14 Janvier 2003


fax au ministre 


 

Monsieur le Professeur Jean-François Mattei
Ministre de la Santé, de la Famille 
et des Personnes Handicapées
Fax n° 01.40.56.41.55

Monsieur Jean-Marie Spaeth
Président de la C.N.A.M. – T.S.
Fax n° 01.42.79.32.99


Monsieur le Ministre et Cher Confrère,
Monsieur le Président de la CNAM-TS,

En faisant le choix de m’installer comme psychiatre libéral, après de longues années de formation auprès des malades mentaux, j’avais l’ambition de m’inscrire résolument dans le vaste mouvement d’ouverture qui, depuis les années 1960, fédérait tous les courants de la psychiatrie française et visait à la restauration de la dignité de ces patients dans la société.
Mettre mes compétences au service de patients enfin libérés de l’emprise asilaire, les aider à se réinsérer dans la cité, les aider à s’équilibrer dans le rapport chaque fois singulier, mais toujours ineffablement douloureux, que chacun d’entre eux entretient avec sa pathologie, paraissait une tâche enthousiasmante pour le jeune psychiatre que j’étais à l’époque. 
Au fil de cette pratique, j’ai également pu me rendre compte que mes compétences pouvaient être utiles à nombre de mes concitoyens présentant des états de souffrances psychologiques souvent insupportables.
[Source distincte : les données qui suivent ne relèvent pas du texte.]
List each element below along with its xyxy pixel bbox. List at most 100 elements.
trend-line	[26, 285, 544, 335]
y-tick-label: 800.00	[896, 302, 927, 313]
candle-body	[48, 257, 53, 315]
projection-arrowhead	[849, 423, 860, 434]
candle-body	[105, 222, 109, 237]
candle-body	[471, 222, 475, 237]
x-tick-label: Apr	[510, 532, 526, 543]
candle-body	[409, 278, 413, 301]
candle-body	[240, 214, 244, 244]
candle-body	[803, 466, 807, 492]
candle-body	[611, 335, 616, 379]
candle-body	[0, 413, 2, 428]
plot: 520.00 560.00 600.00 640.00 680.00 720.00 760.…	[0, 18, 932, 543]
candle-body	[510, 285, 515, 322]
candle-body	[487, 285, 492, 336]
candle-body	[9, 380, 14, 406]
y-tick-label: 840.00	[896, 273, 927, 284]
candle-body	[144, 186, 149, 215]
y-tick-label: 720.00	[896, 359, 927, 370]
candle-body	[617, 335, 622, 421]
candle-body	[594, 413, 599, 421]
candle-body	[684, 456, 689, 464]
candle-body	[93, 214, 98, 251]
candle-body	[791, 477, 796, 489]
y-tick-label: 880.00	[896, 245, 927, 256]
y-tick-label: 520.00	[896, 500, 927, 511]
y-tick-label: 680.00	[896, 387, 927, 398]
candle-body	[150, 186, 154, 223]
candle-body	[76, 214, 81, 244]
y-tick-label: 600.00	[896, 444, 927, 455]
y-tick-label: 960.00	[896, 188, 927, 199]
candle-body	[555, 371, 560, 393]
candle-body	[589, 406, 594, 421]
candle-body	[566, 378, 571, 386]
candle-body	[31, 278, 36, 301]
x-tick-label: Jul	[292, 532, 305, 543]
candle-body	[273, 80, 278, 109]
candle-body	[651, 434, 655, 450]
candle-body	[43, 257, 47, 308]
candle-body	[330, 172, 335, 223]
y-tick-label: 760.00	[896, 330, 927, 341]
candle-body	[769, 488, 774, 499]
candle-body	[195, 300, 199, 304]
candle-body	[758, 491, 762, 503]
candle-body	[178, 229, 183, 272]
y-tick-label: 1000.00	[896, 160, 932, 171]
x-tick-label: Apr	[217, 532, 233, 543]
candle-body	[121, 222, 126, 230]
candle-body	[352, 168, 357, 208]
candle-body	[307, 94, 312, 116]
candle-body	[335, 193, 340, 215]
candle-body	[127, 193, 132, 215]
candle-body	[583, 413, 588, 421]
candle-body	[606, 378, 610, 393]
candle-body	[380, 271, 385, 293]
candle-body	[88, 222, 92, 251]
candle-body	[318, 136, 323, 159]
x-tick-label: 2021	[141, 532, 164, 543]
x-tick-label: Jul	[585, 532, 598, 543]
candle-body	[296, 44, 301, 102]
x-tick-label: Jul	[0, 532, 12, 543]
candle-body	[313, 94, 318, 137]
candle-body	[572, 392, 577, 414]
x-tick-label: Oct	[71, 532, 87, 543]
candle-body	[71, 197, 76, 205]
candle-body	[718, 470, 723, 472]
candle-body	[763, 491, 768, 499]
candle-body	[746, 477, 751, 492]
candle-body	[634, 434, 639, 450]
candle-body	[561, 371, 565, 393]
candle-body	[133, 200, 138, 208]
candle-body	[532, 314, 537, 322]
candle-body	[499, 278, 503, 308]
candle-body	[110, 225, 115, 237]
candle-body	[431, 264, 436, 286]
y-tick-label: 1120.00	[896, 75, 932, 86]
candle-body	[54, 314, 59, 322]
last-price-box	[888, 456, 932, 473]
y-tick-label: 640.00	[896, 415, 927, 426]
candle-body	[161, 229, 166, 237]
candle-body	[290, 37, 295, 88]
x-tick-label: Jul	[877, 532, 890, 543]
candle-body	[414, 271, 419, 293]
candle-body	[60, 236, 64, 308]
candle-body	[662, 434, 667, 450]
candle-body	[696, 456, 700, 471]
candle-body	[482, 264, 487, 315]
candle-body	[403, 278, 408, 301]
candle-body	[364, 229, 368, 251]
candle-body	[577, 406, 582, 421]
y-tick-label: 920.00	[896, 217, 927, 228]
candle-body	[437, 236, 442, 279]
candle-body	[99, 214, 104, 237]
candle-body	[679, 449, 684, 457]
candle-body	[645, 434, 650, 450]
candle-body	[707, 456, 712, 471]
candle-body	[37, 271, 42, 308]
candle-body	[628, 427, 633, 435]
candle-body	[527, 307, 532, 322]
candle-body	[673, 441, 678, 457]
Afin de mieux prendre en charge ces patients, j’ai pris sur mon temps et mon argent afin de me former à la psychothérapie qui n’était évidemment à l’époque pas davantage enseignée à l’Université qu’elle ne l’est maintenant. 
Si long et coûteux, tant sur le plan personnel que financier, qu’ait pu être cet effort de formation, je ne l’ai jamais regretté. Il m’a été mille fois payé en constatant que mes patients renouaient progressivement le fil de leur vie alors qu’ils pensaient que ce dernier était définitivement rompu. Dans la plupart des cas, ces améliorations cliniques ont d’ailleurs pu être obtenues sans recourir à la prescription de médicaments psychotropes. 
Certes, mes aînés m’avaient prévenu qu’un psychiatre libéral, s’il veut correctement soigner ses patients, ne peut guère espérer mieux que gagner honnêtement sa vie. Les revenus des psychiatres libéraux ont notoirement toujours été les plus bas de tous les métiers médicaux, alors que l’effort de formation continue nécessaire au maintien de leurs compétences professionnelles a toujours été considérable, en temps comme en argent. Je ne me faisais donc aucune illusion sur ce sujet. 
Depuis quelques années, les choses prennent un autre cours. Comme tous mes collègues, je suis submergé de demandes de soins auxquelles je ne puis plus faire face et que je suis obligé de refuser sous peine de mettre en péril la qualité des soins des patients dont je m’occupe déjà. 
J’observe également que les pathologies sont de plus en plus lourdes, avec, notamment, l’explosion de ce que nous appelons de « nouvelles pathologies » qui font des ravages parmi les jeunes. 
Les besoins sont criants et vont sans cesse en augmentant. Pourtant, les pouvoirs publics sont résolus à diminuer de manière drastique le nombre de psychiatres en exercice. Je lis également ici où là, dans des compte rendus de rapports officiels, que les psychiatres libéraux ne dispenseraient que des soins sans véritable utilité, et qu’ils seraient vraisemblablement parfaitement remplacés par des psychologues ou des généralistes. 
Bref, mes études de médecine, ma spécialisation en psychiatrie, ma formation à la psychothérapie n’auraient aucun intérêt pour le corps social …
J’avais peine à croire au bien fondé de ces discours jusqu’à l’annonce récente des propositions de revalorisation des honoraires des psychiatres. 
L’insignifiance de la somme annoncée, un euro, après huit années de blocage des honoraires et une charge de travail croissante, épuisante – comme vous-même, Monsieur le Ministre, l’avez publiquement reconnu (France 2, 10 décembre 2002 à 7h50) – achève de me convaincre du peu de cas que vous faites de mon travail.
Après de longues années au service des patients, dans le cadre d’un exercice toujours difficile, et parfois dangereux, je suis révolté. 
Au-delà de cette question d’honoraires, je réalise à quel point ce sont les malades eux - mêmes que vous méprisez en préférant pour eux des professionnels moins qualifiés.
Monsieur le Ministre, Monsieur le Président de la CNAMTS, gardez cet euro.
Devant une telle défaillance des responsables politiques, c’est désormais à l’ensemble du corps social que je m’adresserai, avec l’ensemble de mes collègues, pour lui demander quelle place il entend réserver aux plus faibles.